Belair does not have to pay a condo claimant more than $1,500 in daily mileage costs accrued over almost eight months, during which time flood damage in the insured’s unit was being repaired.
Belair Insurance Company insured a condominium owned by Akram Seyed Parsa before she passed away. Parsa’s daughter, Parvin Yavari, the executor of her mother’s estate, made a claim against Belair for $1,500.96 in mileage costs resulting from a flood in Parsa’s condominium unit.
On May 5, 2020, Parsa’s condo flooded. Belair required her to vacate the unit for the repairs, which took approximately eight months and were completed in January 2021. None of this is disputed.

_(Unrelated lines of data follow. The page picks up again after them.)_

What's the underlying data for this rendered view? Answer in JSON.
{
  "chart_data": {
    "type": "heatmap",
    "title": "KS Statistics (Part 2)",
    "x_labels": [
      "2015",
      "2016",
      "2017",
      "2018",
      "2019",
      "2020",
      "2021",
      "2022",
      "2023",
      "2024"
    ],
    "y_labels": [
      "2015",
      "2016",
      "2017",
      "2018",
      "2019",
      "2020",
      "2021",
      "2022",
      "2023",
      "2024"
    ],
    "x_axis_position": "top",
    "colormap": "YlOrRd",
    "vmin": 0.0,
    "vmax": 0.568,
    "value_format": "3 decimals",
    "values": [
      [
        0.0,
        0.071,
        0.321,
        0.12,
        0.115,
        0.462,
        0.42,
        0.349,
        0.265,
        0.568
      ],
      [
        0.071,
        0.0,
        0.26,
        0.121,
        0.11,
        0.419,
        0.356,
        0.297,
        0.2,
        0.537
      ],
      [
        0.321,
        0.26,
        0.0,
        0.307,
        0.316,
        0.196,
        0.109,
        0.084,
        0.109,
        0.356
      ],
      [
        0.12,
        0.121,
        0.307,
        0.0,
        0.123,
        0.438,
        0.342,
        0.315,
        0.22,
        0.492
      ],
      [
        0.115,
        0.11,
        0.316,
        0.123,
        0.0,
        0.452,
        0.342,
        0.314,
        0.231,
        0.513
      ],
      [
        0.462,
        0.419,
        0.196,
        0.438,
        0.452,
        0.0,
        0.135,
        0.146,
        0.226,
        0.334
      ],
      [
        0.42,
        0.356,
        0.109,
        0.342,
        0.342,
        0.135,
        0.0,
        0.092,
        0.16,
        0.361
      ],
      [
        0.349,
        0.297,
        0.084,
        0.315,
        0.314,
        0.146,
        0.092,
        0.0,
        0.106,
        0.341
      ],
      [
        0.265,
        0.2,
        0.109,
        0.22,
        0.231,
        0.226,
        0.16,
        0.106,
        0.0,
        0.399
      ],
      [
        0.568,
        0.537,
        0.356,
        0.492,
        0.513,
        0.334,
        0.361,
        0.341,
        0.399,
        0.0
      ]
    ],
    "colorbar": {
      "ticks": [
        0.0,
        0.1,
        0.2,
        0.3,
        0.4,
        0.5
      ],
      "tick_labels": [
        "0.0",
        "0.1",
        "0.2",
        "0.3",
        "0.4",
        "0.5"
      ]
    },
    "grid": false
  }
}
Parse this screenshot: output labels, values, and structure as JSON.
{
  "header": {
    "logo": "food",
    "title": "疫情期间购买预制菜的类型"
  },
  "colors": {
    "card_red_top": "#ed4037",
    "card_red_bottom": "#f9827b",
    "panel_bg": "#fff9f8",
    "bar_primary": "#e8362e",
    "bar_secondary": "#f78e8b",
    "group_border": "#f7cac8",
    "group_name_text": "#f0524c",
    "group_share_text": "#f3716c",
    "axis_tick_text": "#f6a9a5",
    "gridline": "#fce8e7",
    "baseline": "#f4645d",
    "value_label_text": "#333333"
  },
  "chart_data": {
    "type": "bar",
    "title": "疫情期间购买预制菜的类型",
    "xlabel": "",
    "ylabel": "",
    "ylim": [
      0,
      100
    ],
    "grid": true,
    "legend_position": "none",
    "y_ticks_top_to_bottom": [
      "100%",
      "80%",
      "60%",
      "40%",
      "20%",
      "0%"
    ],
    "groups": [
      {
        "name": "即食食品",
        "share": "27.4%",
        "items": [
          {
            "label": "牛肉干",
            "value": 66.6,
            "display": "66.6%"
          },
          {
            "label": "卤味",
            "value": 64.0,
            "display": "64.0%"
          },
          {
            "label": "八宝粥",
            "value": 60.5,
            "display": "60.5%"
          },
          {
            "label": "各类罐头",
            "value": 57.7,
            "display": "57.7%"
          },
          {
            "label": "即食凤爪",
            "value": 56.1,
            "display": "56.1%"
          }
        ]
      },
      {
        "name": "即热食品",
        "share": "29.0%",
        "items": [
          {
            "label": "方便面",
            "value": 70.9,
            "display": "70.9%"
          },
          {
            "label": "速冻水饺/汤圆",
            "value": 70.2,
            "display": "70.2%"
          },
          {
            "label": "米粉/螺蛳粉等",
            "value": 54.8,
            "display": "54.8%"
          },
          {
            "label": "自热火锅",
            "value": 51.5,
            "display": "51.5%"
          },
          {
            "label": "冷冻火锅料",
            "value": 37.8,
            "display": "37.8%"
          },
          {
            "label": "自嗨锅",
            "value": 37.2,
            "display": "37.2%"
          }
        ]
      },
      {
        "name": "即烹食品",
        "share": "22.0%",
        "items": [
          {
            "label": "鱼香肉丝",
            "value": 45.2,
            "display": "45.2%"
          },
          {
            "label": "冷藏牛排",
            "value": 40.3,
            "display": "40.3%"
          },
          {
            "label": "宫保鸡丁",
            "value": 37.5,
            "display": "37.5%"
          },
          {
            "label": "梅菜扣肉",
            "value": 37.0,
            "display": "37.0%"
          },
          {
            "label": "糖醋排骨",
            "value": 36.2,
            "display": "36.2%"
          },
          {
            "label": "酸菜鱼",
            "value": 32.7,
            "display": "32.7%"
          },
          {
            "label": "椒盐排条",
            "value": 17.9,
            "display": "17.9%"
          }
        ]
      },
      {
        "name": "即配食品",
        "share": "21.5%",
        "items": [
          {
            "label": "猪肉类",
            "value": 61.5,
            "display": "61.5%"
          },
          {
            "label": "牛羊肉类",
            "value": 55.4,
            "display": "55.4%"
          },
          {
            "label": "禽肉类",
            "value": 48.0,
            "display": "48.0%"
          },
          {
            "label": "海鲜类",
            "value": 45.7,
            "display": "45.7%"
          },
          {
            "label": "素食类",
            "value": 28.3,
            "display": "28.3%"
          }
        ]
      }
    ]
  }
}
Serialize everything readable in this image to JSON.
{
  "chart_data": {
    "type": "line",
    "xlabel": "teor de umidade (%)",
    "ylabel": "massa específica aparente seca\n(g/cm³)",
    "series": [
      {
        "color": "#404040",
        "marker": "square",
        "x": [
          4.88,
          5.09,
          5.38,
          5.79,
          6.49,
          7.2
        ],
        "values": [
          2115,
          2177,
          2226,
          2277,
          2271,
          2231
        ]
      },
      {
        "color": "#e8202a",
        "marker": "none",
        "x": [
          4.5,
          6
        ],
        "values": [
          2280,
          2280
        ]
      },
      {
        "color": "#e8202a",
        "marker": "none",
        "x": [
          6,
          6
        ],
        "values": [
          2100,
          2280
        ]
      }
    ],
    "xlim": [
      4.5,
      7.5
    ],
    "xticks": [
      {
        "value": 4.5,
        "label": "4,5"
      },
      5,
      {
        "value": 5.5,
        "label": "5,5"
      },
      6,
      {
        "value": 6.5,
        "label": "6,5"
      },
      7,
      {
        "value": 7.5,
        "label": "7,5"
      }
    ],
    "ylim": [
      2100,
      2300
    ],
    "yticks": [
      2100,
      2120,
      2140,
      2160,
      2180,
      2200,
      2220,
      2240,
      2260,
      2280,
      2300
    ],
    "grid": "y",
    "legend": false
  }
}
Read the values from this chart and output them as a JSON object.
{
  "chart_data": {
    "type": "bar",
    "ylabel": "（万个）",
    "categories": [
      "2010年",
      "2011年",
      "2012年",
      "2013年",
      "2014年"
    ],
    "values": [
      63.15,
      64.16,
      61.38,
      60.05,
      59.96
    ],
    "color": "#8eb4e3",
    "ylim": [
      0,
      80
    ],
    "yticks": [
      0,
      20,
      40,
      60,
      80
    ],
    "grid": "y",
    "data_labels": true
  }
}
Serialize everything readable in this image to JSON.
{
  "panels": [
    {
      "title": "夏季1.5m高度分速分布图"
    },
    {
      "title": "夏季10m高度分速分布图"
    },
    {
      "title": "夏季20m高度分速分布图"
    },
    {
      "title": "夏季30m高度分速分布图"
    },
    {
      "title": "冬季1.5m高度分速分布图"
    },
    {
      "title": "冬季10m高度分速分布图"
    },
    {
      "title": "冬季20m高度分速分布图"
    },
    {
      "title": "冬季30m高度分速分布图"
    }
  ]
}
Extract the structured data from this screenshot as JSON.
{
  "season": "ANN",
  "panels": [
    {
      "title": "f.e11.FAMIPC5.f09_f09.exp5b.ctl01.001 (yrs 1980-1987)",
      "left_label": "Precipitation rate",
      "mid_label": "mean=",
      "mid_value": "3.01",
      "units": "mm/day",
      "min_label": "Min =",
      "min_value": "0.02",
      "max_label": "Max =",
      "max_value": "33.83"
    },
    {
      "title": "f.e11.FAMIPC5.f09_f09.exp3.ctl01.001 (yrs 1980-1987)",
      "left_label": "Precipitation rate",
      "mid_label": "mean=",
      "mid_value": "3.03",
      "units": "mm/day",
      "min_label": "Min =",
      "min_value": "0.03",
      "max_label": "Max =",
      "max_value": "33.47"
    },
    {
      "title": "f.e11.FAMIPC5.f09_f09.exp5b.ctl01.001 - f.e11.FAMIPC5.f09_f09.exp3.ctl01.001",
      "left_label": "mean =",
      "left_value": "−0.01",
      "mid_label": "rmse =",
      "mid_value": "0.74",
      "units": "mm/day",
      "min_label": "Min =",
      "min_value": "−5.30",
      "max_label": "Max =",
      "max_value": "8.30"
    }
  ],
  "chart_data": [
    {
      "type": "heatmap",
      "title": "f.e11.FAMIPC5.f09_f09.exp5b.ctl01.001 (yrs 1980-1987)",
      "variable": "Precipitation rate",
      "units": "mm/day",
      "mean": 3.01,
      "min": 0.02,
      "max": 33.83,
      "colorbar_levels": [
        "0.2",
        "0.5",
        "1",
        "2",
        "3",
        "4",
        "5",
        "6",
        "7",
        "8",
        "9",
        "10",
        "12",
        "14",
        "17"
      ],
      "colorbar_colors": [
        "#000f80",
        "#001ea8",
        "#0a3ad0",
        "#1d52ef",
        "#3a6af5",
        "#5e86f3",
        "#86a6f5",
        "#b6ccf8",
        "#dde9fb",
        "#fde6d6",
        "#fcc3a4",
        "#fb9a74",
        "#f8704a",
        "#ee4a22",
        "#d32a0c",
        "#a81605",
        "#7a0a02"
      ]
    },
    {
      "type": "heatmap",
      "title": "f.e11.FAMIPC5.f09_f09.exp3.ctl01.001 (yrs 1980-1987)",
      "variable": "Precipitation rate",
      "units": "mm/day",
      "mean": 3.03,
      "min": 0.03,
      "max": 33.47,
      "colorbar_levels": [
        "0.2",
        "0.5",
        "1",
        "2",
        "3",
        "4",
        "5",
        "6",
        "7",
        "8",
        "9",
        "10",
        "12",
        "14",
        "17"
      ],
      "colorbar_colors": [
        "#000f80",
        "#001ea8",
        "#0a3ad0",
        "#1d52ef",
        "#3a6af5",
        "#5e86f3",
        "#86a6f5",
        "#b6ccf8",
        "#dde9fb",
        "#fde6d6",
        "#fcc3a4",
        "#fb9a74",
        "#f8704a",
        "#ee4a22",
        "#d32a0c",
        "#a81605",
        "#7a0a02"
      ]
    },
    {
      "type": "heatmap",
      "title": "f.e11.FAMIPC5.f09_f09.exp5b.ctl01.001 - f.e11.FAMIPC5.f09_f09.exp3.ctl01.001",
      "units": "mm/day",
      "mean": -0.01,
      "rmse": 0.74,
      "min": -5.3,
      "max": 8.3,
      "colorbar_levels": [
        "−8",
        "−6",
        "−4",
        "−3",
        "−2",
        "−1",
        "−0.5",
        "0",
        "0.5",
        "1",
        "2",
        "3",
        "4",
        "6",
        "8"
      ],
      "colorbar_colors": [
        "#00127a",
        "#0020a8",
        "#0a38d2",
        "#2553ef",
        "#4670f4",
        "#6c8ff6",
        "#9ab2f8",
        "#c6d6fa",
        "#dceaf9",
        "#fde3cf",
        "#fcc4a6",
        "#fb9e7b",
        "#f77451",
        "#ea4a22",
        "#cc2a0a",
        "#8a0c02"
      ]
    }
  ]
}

Parsa’s daughter and estate say Belair placed a “vacancy permit” on the unit, which required them to attend at the condo every day to maintain valid insurance. Pointing to an email received from Belair, Yavari says that since attending the condo was mandatory, they should be reimbursed for mileage for attending every day. She claimed $1,500.96 in mileage costs based on 240 days of visiting the unit, a 10.6-km round trip from Yavari’s home to the condo, at a rate of $0.59 per km.
To prove her claim, Yavari submitted an undated email received from a Belair claims representative. In the email, the rep said they spoke to “BelairDirect sales and service” and understood a vacancy permit was added to Ms. Parsa’s policy, and that “one of the requirements in having this on your policy is that you are to attend daily as per the wording.”
Belair said the vacancy permit does not require daily attendance of the condo. Nor did the policy make any reference to reimbursing the insured’s mileage costs to do so.
B.C.’s Civil Rules Tribunal, the province’s small claims court, sided with Belair, making particular note of the fact that the email sent to Yavari was undated.
“First, the ‘Vacancy Permit Endorsement’ submitted in evidence by Belair states that the land or buildings must be inspected by a competent person ‘at least every 72 hours’ during the vacancy, and all doors and windows must be securely locked, or the policy is null and void,” the CRT wrote in its decision. “Ms. Yavari denies ever receiving a copy of this endorsement, and says the email above proves daily attendance was required.
“I note the email above is not dated, but based on the wording of the email discussing out-of-pocket expenses that had been incurred during renovation, I find it was likely sent after repairs had been completed. Therefore, I find the email does not prove that [Parsa’s daughter and the estate] were told they had to have someone attend the property daily before repairs were completed….
“I find nothing in the endorsement or the insurance policy requires that Belair compensate an insured to comply with that term.”